Concurrent optimization of topological configuration and continuous fiber path for composite structures — A unified level set approach

Abstract

This study proposes a novel topology optimization approach for design of continuous steering fiber path for composite structures using a level set method. The radial basis function (RBF) is employed to construct the level set function (LSF). Fiber orientations are parameterized by LSF and fiber paths can be determined instinctively for the inherent advantages of the level set approach. Besides, the fast-marching method is employed to extrapolate the primary fiber paths to the secondary fiber paths, which can avoid the manufacturing drawbacks such as gaps and overlaps to a large extent. A detection and filtering technique is proposed here to alleviate the orientation disorder at the intersection of the diffusion surfaces. Two design schemes are developed to optimize both structural topology and fiber path. In a sequential procedure, topology optimization is conducted first with isotropic materials; and then fiber paths are optimized on the basis of fixed topological boundary.
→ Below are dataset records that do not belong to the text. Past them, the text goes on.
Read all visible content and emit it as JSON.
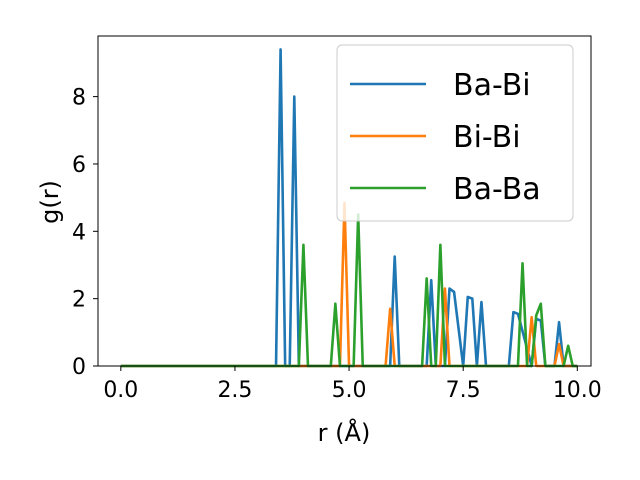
{
  "chart_data": {
    "type": "line",
    "xlabel": "r (Å)",
    "ylabel": "g(r)",
    "xlim": [
      -0.5,
      10.3
    ],
    "ylim": [
      0,
      9.8
    ],
    "xticks": [
      0.0,
      2.5,
      5.0,
      7.5,
      10.0
    ],
    "xtick_labels": [
      "0.0",
      "2.5",
      "5.0",
      "7.5",
      "10.0"
    ],
    "yticks": [
      0,
      2,
      4,
      6,
      8
    ],
    "ytick_labels": [
      "0",
      "2",
      "4",
      "6",
      "8"
    ],
    "grid": false,
    "legend_position": "top-right",
    "series": [
      {
        "name": "Ba-Bi",
        "color": "#1f77b4",
        "x": [
          0.0,
          3.4,
          3.5,
          3.6,
          3.7,
          3.8,
          3.9,
          5.9,
          6.0,
          6.1,
          6.7,
          6.8,
          6.9,
          7.1,
          7.2,
          7.3,
          7.5,
          7.6,
          7.7,
          7.8,
          7.9,
          8.0,
          8.5,
          8.6,
          8.7,
          9.0,
          9.1,
          9.2,
          9.3,
          9.5,
          9.6,
          9.7,
          10.0
        ],
        "y": [
          0.0,
          0.0,
          9.4,
          0.0,
          0.0,
          8.0,
          0.0,
          0.0,
          3.25,
          0.0,
          0.0,
          2.55,
          0.0,
          0.0,
          2.3,
          2.2,
          0.0,
          2.05,
          2.0,
          0.0,
          1.9,
          0.0,
          0.0,
          1.6,
          1.55,
          0.0,
          1.4,
          1.35,
          0.0,
          0.0,
          1.3,
          0.0,
          0.0
        ]
      },
      {
        "name": "Bi-Bi",
        "color": "#ff7f0e",
        "x": [
          0.0,
          4.8,
          4.9,
          5.0,
          5.8,
          5.9,
          6.0,
          7.0,
          7.1,
          7.2,
          8.9,
          9.0,
          9.1,
          9.5,
          9.6,
          9.7,
          10.0
        ],
        "y": [
          0.0,
          0.0,
          4.85,
          0.0,
          0.0,
          1.7,
          0.0,
          0.0,
          2.3,
          0.0,
          0.0,
          1.45,
          0.0,
          0.0,
          0.65,
          0.0,
          0.0
        ]
      },
      {
        "name": "Ba-Ba",
        "color": "#2ca02c",
        "x": [
          0.0,
          3.9,
          4.0,
          4.1,
          4.6,
          4.7,
          4.8,
          5.1,
          5.2,
          5.3,
          6.6,
          6.7,
          6.8,
          6.9,
          7.0,
          7.1,
          8.7,
          8.8,
          8.9,
          9.0,
          9.1,
          9.2,
          9.3,
          9.7,
          9.8,
          9.9,
          10.0
        ],
        "y": [
          0.0,
          0.0,
          3.6,
          0.0,
          0.0,
          1.85,
          0.0,
          0.0,
          4.5,
          0.0,
          0.0,
          2.6,
          0.0,
          0.0,
          3.6,
          0.0,
          0.0,
          3.05,
          0.0,
          0.0,
          1.5,
          1.85,
          0.0,
          0.0,
          0.6,
          0.0,
          0.0
        ]
      }
    ]
  }
}
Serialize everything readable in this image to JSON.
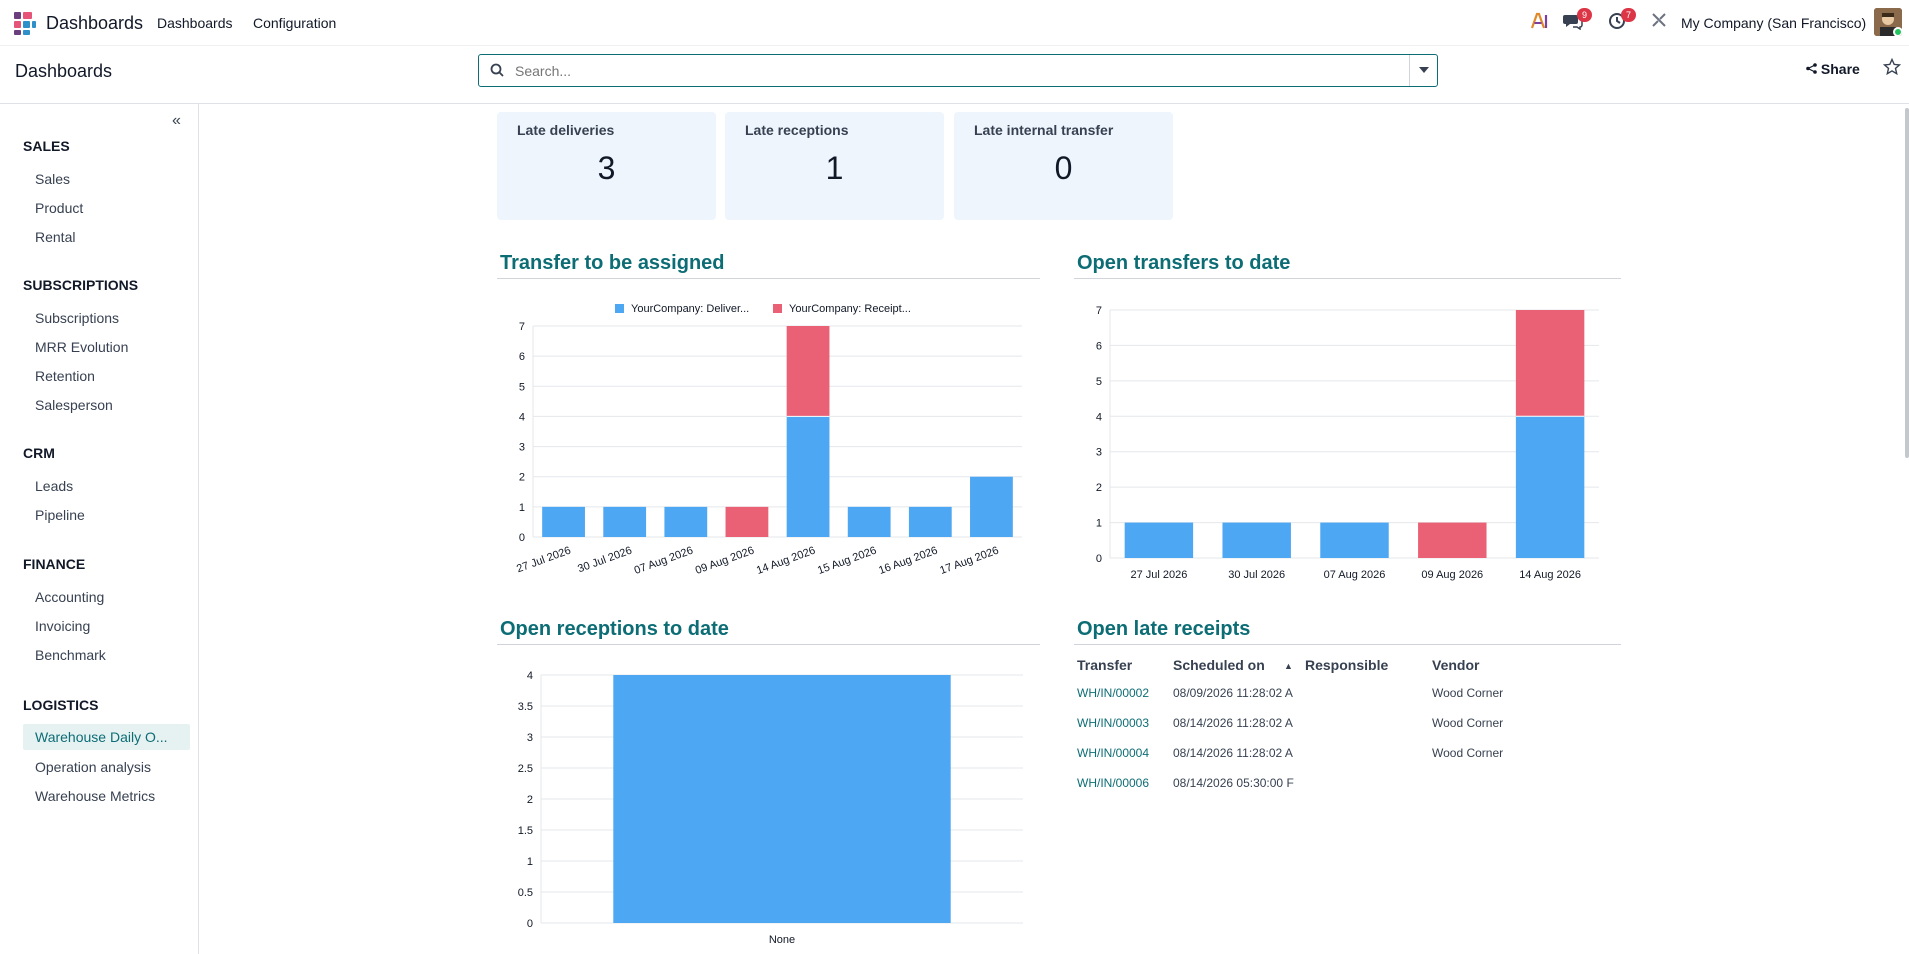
{
  "navbar": {
    "app_name": "Dashboards",
    "menu": [
      "Dashboards",
      "Configuration"
    ],
    "messages_badge": "9",
    "activities_badge": "7",
    "company": "My Company (San Francisco)"
  },
  "control_panel": {
    "breadcrumb": "Dashboards",
    "search_placeholder": "Search...",
    "share_label": "Share"
  },
  "sidebar": {
    "groups": [
      {
        "title": "SALES",
        "items": [
          "Sales",
          "Product",
          "Rental"
        ]
      },
      {
        "title": "SUBSCRIPTIONS",
        "items": [
          "Subscriptions",
          "MRR Evolution",
          "Retention",
          "Salesperson"
        ]
      },
      {
        "title": "CRM",
        "items": [
          "Leads",
          "Pipeline"
        ]
      },
      {
        "title": "FINANCE",
        "items": [
          "Accounting",
          "Invoicing",
          "Benchmark"
        ]
      },
      {
        "title": "LOGISTICS",
        "items": [
          "Warehouse Daily O...",
          "Operation analysis",
          "Warehouse Metrics"
        ]
      }
    ],
    "active_item": "Warehouse Daily O..."
  },
  "kpis": [
    {
      "label": "Late deliveries",
      "value": "3"
    },
    {
      "label": "Late receptions",
      "value": "1"
    },
    {
      "label": "Late internal transfer",
      "value": "0"
    }
  ],
  "colors": {
    "blue": "#4ea7f2",
    "red": "#ea6175",
    "accent": "#0d6d75"
  },
  "chart_data": [
    {
      "type": "bar",
      "title": "Transfer to be assigned",
      "stacked": true,
      "categories": [
        "27 Jul 2026",
        "30 Jul 2026",
        "07 Aug 2026",
        "09 Aug 2026",
        "14 Aug 2026",
        "15 Aug 2026",
        "16 Aug 2026",
        "17 Aug 2026"
      ],
      "series": [
        {
          "name": "YourCompany: Deliver...",
          "values": [
            1,
            1,
            1,
            0,
            4,
            1,
            1,
            2
          ]
        },
        {
          "name": "YourCompany: Receipt...",
          "values": [
            0,
            0,
            0,
            1,
            3,
            0,
            0,
            0
          ]
        }
      ],
      "ylim": [
        0,
        7
      ],
      "yticks": [
        "0",
        "1",
        "2",
        "3",
        "4",
        "5",
        "6",
        "7"
      ],
      "legend": "top"
    },
    {
      "type": "bar",
      "title": "Open transfers to date",
      "stacked": true,
      "categories": [
        "27 Jul 2026",
        "30 Jul 2026",
        "07 Aug 2026",
        "09 Aug 2026",
        "14 Aug 2026"
      ],
      "series": [
        {
          "values": [
            1,
            1,
            1,
            0,
            4
          ]
        },
        {
          "values": [
            0,
            0,
            0,
            1,
            3
          ]
        }
      ],
      "ylim": [
        0,
        7
      ],
      "yticks": [
        "0",
        "1",
        "2",
        "3",
        "4",
        "5",
        "6",
        "7"
      ]
    },
    {
      "type": "bar",
      "title": "Open receptions to date",
      "categories": [
        "None"
      ],
      "series": [
        {
          "values": [
            4
          ]
        }
      ],
      "ylim": [
        0,
        4
      ],
      "yticks": [
        "0",
        "0.5",
        "1",
        "1.5",
        "2",
        "2.5",
        "3",
        "3.5",
        "4"
      ]
    }
  ],
  "late_receipts": {
    "title": "Open late receipts",
    "columns": [
      "Transfer",
      "Scheduled on",
      "Responsible",
      "Vendor"
    ],
    "rows": [
      {
        "transfer": "WH/IN/00002",
        "scheduled": "08/09/2026 11:28:02 A",
        "responsible": "",
        "vendor": "Wood Corner"
      },
      {
        "transfer": "WH/IN/00003",
        "scheduled": "08/14/2026 11:28:02 A",
        "responsible": "",
        "vendor": "Wood Corner"
      },
      {
        "transfer": "WH/IN/00004",
        "scheduled": "08/14/2026 11:28:02 A",
        "responsible": "",
        "vendor": "Wood Corner"
      },
      {
        "transfer": "WH/IN/00006",
        "scheduled": "08/14/2026 05:30:00 F",
        "responsible": "",
        "vendor": ""
      }
    ]
  }
}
In a simultaneous optimization procedure, structural boundaries and fiber paths are optimized alternately through two inner loops. In this study, three numerical examples are presented to demonstrate the effectiveness of the proposed methods, and the results show that optimization of fiber path is beneficial to improvement of structural performance. In general, the simultaneous optimization scheme exhibits better optimal outcome in comparison with the sequential optimization scheme.